Small Business Marketing Tips-How Do You Know If the Price is Right?

Small business marketing tips includes knowing if your price is right for your market. Here, Maria Laino gives us some great ways to think about how you price your product so maximize profits.

By Maria Laino

Why does a hamburger cost $10 when you order it at a restaurant, but only $3 when you order it to-go at McDonald’s? Prices seem so random—do business people just wake up one day and decide how much customers should pay and that’s the end of it? Pricing may be arbitrary for some, but if you want your business to stay alive and thrive, it has to be deliberate.

Once a business identifies its value proposition and segments the market to find a target audience, it is time to start pricing.

Pricing is more than the amount of money you charge for a product or service. It also includes discounts, terms of payment, and the payment period you set.

This article will help you learn how pricing affects the Profit & Loss statement.

You will also learn about the three benchmarks that help you set prices: they are costs, competition, and the market.

Finally, we’ll take a look at how combining the first two marketing tips (value propositions and segmenting the market) with pricing helps you create a sturdy marketing foundation for your business.

  1. Pricing and the Profit & Loss Statement

The price you choose for your product or service directly affects your revenues, or sales. You can calculate your revenues by multiplying the number of units you sell by the price of each unit.

Revenues = Unit Price x Number of Units Sold

If the price of your product or service is too high, customers will demand or purchase less of your product. This drives revenues down. On the other hand, if you price too low or discount too heavily, you will cut into your gross margin. Gross margin is total revenues minus total costs.

Revenues – Costs = Gross Margin

If you lower the price you may sell more units, but the revenues will not be enough to cover your costs. The lower price does not cover the costs, even though you sell a higher volume. Here’s another way to look at the gross margin calculation:

(Price x Units) – Costs = Gross Margin

We see from the P&L how important it is to set the right price. But how do you know what that is? Next, we’ll look at the three pricing benchmarks to find out.

  1. The Three Pricing Benchmarks: the Market, Competition, and Costs

a) The Market

The prices you set depend on the value your business offers and what the market will bear. Customers perceive value in every experience they have with your business: from discovering it, to purchasing, to using the product. To your customers, prices are the costs of obtaining value from your business. Depending on the market and the level of value you offer, customers are willing to pay higher costs or prices. In order to set the price, you need to understand what value you offer and what customers are willing to pay for that. Here’s our article on building an unbeatable value proposition.

b) Competition

You can price based on how your competitors price. When observing the competition, it is important to look not only at the money they charge for their products or services, but also at the value they offer. This will help you understand exactly what the competition offers and at what cost to customers.

The best way to learn about your competition is to become a customer. Open an account. Check out the competition’s website. Ask a question or send an email. See how responsive they are. Buy something small to see if the order comes as planned. Once you gain this information, compare your value proposition to your competitors.
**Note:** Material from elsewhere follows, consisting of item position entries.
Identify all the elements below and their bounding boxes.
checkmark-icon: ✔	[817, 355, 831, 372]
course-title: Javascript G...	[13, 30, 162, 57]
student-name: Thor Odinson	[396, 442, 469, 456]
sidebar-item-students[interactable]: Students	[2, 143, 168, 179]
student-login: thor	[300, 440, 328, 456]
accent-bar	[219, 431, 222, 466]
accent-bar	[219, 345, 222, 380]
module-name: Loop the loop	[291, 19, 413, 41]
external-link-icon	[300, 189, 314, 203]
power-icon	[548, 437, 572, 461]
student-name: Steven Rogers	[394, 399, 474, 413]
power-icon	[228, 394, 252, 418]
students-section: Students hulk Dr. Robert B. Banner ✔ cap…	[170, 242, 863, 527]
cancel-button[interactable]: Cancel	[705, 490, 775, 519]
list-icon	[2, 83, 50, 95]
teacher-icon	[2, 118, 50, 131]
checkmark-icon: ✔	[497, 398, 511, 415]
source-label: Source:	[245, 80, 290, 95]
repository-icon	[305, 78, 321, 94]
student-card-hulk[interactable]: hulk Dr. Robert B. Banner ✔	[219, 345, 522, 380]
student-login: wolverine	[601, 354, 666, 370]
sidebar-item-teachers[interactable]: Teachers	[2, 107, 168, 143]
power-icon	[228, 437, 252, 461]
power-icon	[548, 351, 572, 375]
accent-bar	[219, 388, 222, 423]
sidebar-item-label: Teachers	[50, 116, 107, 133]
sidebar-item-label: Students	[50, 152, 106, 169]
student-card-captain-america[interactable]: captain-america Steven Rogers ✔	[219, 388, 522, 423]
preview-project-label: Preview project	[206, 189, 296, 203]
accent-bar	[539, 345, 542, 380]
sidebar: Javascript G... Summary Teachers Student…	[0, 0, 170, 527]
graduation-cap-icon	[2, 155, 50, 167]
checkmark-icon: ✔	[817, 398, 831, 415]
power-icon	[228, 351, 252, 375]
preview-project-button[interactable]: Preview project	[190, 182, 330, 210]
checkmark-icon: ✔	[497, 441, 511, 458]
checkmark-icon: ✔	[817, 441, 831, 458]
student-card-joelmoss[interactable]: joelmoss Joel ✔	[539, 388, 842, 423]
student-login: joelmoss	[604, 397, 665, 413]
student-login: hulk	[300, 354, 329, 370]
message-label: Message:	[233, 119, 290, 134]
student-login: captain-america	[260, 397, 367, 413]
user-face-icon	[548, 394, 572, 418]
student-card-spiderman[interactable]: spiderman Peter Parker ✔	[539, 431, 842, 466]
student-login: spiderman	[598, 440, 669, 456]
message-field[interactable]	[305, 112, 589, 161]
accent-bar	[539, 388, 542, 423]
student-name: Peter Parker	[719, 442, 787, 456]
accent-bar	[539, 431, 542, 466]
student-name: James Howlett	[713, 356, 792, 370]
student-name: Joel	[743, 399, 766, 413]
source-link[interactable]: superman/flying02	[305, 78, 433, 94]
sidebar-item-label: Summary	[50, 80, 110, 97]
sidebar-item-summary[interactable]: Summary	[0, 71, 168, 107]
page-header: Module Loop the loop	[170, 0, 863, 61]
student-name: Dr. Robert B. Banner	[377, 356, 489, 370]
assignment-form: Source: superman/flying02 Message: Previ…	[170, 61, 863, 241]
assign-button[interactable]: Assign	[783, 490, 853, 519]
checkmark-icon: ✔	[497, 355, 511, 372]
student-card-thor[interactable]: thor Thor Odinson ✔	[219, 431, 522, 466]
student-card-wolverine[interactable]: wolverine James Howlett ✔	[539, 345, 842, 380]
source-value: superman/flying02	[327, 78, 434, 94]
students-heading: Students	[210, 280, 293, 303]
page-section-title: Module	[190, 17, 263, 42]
If what you offer is unique or better, you can charge similar or higher prices than your competitors and still have strong revenues because customers will value your business over the competition.

c) Costs

The third benchmark is costs. Under this method, the price should be equal to the cost of providing the good or service plus 40% of the cost.

Price = Cost + 40%

In order to do this, you must know what your true costs are. For a product, you must calculate how much it costs to obtain the raw materials, how much it costs to hold inventory, and how much it costs to raise capital.

For a service, it can be tricky to determine your true costs. In this case, you must evaluate how much time it takes to deliver work and what that time is worth.

If you cannot set the price at a minimum of cost plus 40%, you will not be able to stay in business because your revenues will not cover your costs and you will lose gross margin. Here are a few potential causes of this problem:

  1. You may have a weak value proposition. Customers are not interested or do not demand what your business offers.

  2. Customers may not know what your value proposition is. In this case, you need to educate them or help them discover what you do and why it matters.

  3. Your costs may be too high. Consider alternative components or processes to keep the unit costs lower.

  4. You may have targeted the wrong audience. The group of customers you are marketing to may not appreciate your value proposition. Try to find another segment of the market that does.

  5. Value Proposition + Market Segmentation = Higher Revenues

When your business has a “dynamite” value proposition that is unbeatable and you have targeted a specific audience who loves what your business does, you can charge higher prices. Customers will gladly pay premium prices because they cannot find what your business offers anywhere else. This is the goal—to compete not on price, but on the things you do well and that are beneficial to your customers.